I’ve been asking this question a lot lately. Why?
Well I’m seeing lots of research indicating that people are drifting from the fixed grin of relief at being glad to keep their jobs, to a position of wanting to feel more engaged with their work.
Organisations therefore face challenges in engaging and trusting a workforce which is motivated and willing to deliver the service needed to help create and sustain a profitable and purposeful business model.
This feels like a time of great opportunity for people and organisations who can create a sense of trust and autonomy in the workplace. I’m interested to know how you would help to achieve that?
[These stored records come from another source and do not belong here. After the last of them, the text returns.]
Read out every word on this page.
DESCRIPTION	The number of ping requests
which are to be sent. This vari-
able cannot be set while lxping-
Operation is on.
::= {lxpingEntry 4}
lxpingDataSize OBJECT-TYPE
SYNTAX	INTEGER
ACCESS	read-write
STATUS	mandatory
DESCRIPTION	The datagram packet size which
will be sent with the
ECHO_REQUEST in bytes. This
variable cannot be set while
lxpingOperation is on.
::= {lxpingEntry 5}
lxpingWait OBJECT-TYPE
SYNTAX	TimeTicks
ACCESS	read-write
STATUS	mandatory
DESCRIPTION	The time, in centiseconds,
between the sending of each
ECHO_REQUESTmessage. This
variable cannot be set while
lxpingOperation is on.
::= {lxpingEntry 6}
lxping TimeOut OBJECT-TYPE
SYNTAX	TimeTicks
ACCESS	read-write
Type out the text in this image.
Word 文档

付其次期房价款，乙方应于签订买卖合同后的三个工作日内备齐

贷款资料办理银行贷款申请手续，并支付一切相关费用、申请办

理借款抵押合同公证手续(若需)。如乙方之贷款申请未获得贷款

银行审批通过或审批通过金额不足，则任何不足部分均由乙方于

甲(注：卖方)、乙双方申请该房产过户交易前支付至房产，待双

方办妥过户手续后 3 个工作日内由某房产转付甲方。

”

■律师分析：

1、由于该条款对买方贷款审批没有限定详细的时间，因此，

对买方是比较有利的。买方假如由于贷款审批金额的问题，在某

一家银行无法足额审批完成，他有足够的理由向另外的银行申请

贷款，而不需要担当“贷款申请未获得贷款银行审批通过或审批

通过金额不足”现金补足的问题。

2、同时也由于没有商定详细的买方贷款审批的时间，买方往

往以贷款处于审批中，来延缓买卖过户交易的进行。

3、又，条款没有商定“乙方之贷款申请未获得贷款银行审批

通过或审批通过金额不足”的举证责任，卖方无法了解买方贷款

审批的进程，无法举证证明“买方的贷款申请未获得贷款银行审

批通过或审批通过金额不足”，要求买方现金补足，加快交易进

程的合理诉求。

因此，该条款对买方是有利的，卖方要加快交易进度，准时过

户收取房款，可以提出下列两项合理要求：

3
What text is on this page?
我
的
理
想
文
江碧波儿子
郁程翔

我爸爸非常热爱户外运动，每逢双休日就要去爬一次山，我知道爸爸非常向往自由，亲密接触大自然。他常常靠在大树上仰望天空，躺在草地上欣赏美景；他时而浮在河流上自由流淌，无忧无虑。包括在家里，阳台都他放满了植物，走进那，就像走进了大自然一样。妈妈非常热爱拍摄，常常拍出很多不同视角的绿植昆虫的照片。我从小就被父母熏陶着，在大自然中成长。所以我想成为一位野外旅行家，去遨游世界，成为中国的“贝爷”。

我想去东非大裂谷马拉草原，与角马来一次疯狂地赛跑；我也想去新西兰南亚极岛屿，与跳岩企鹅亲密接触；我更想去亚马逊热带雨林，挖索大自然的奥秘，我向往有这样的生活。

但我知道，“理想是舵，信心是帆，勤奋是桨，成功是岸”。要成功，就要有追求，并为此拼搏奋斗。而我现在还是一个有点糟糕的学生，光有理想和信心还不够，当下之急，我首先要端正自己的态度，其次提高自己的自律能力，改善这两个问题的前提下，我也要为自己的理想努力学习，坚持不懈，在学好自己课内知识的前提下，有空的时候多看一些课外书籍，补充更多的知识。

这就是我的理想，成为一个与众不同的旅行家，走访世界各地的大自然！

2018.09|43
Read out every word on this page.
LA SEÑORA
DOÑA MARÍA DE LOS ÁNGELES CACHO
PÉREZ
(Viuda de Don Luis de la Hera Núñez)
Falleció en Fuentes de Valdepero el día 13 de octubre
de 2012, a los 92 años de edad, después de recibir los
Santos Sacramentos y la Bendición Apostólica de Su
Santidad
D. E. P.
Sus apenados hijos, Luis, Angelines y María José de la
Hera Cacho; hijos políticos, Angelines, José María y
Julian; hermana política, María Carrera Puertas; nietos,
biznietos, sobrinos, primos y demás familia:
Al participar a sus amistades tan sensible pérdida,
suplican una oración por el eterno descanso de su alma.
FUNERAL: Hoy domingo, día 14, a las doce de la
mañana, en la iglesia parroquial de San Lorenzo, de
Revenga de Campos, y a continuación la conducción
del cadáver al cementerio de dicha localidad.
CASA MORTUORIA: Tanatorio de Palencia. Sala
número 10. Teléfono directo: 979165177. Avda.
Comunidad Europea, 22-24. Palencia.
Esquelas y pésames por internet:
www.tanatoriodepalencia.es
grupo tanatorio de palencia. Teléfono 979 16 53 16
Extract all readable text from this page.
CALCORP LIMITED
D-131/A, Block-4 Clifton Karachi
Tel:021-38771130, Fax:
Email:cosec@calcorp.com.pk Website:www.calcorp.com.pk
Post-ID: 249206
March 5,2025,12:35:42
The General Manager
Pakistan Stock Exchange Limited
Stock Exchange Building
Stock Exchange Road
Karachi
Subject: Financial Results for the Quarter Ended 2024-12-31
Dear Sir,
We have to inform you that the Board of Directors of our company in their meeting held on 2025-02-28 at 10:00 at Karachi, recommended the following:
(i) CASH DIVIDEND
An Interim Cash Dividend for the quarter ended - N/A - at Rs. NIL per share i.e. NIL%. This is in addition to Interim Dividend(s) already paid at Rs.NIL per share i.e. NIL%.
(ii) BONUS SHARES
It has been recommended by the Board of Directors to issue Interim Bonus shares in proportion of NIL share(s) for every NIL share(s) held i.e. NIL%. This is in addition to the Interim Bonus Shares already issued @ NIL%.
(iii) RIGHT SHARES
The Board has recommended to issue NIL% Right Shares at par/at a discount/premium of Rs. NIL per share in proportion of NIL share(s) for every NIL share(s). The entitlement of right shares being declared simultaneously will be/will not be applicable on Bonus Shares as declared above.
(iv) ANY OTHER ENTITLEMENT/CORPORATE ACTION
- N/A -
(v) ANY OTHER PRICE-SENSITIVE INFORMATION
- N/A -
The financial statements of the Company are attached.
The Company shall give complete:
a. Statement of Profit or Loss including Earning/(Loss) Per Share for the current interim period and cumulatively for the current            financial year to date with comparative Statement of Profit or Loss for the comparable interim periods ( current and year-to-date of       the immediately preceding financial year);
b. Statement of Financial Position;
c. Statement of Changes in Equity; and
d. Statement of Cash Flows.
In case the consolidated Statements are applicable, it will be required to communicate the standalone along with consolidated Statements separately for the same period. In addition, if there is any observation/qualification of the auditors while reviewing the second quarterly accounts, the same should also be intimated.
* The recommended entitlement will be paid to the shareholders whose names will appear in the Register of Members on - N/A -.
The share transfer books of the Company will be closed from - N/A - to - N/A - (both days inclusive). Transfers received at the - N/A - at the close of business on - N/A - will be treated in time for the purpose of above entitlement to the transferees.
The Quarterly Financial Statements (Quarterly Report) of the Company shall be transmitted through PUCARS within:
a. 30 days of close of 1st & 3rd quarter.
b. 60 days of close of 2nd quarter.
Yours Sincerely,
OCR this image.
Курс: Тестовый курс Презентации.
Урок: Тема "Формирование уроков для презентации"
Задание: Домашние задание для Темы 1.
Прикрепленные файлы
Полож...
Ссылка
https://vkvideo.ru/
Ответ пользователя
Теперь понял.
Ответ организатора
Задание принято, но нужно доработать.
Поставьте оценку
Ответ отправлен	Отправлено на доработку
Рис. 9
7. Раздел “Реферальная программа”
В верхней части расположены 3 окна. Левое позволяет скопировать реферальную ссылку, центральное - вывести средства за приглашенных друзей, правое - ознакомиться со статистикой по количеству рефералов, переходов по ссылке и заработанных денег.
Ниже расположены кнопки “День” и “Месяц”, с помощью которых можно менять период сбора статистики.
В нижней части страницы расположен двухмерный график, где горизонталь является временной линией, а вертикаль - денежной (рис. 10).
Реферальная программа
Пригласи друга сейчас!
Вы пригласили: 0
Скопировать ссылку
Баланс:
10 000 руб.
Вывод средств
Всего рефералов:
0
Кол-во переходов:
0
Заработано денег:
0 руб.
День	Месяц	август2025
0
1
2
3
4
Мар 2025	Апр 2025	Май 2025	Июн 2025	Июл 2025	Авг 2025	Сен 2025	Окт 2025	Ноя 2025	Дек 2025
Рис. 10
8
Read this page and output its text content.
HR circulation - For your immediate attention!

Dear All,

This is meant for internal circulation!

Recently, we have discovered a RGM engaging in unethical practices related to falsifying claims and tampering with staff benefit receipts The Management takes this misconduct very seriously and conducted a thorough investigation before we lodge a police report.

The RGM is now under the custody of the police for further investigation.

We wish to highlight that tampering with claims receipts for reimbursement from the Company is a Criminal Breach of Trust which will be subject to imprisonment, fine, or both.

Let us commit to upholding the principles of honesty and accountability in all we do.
Been receiving some very interesting and useful replies fro across the globe. Here are a few, many thanks to all the contributors and there will be more to follow soon:
Neeraj Sharma wrote:
I suggest employees be given a week or two to work on whatever they wish to work on – and document what they did, what was achieved and how much they enjoyed doing it as compared to their regular responsibilities. The salesperson may design a logo, the accountant may decide to deal with customers etc. It will shake things up, they will feel refreshed as well as challenged, and develop a new perspective and an appreciation for what others do. Some may find their calling.
Ulco Landheer wrote:
I’d have as many employees as possible rotate through an organization (or department or business unit) a few (1-2) hours per month to somewhat random positions. For example, during a meeting of one team, you’d have their work done by random selected people from other teams. That way you’d make sure that the right hand actually knows what the left hand is doing. It’s something I found out to increase the respect between different bloodgroups and the understanding between employees.
Phil Johnson wrote:
Gallup has identified a link between the amount of authentic leadership (leading without a title) within a company and it’s level of employee
engagement. Employees have been shown to increase their level of “discretionary energy” and engagement if they are inspired by the actions of others around them.
Kevin Hardern wrote:
In my experience with large and smaller organisations, the steps are very similar:
– define an end vision and organisational structure to support it which clearly demonstrate value to the workforce and its clients;
– engage some people in the workforce to help define the steps on the way to achieve that end goal, ‘transition states’ which themselves deliver vale along the way
– resource the implementation plan sufficiently but not excessively
External help may be needed to deliver, but the focus should remain equally balance between the tasks and the people, communicating with them regularly and honestly, even when problems occur. People are not stupid and if they are trusted, see value in what is being attempted they will help achieve the change rather than push against it.
The difference between having the people on side and helping achieve a goal is the single most significant factor in achieving successful change in my experience. Most organisations fail because they focus on the tasks in hand and do not tap into this massive resource which is available and if asked, willing.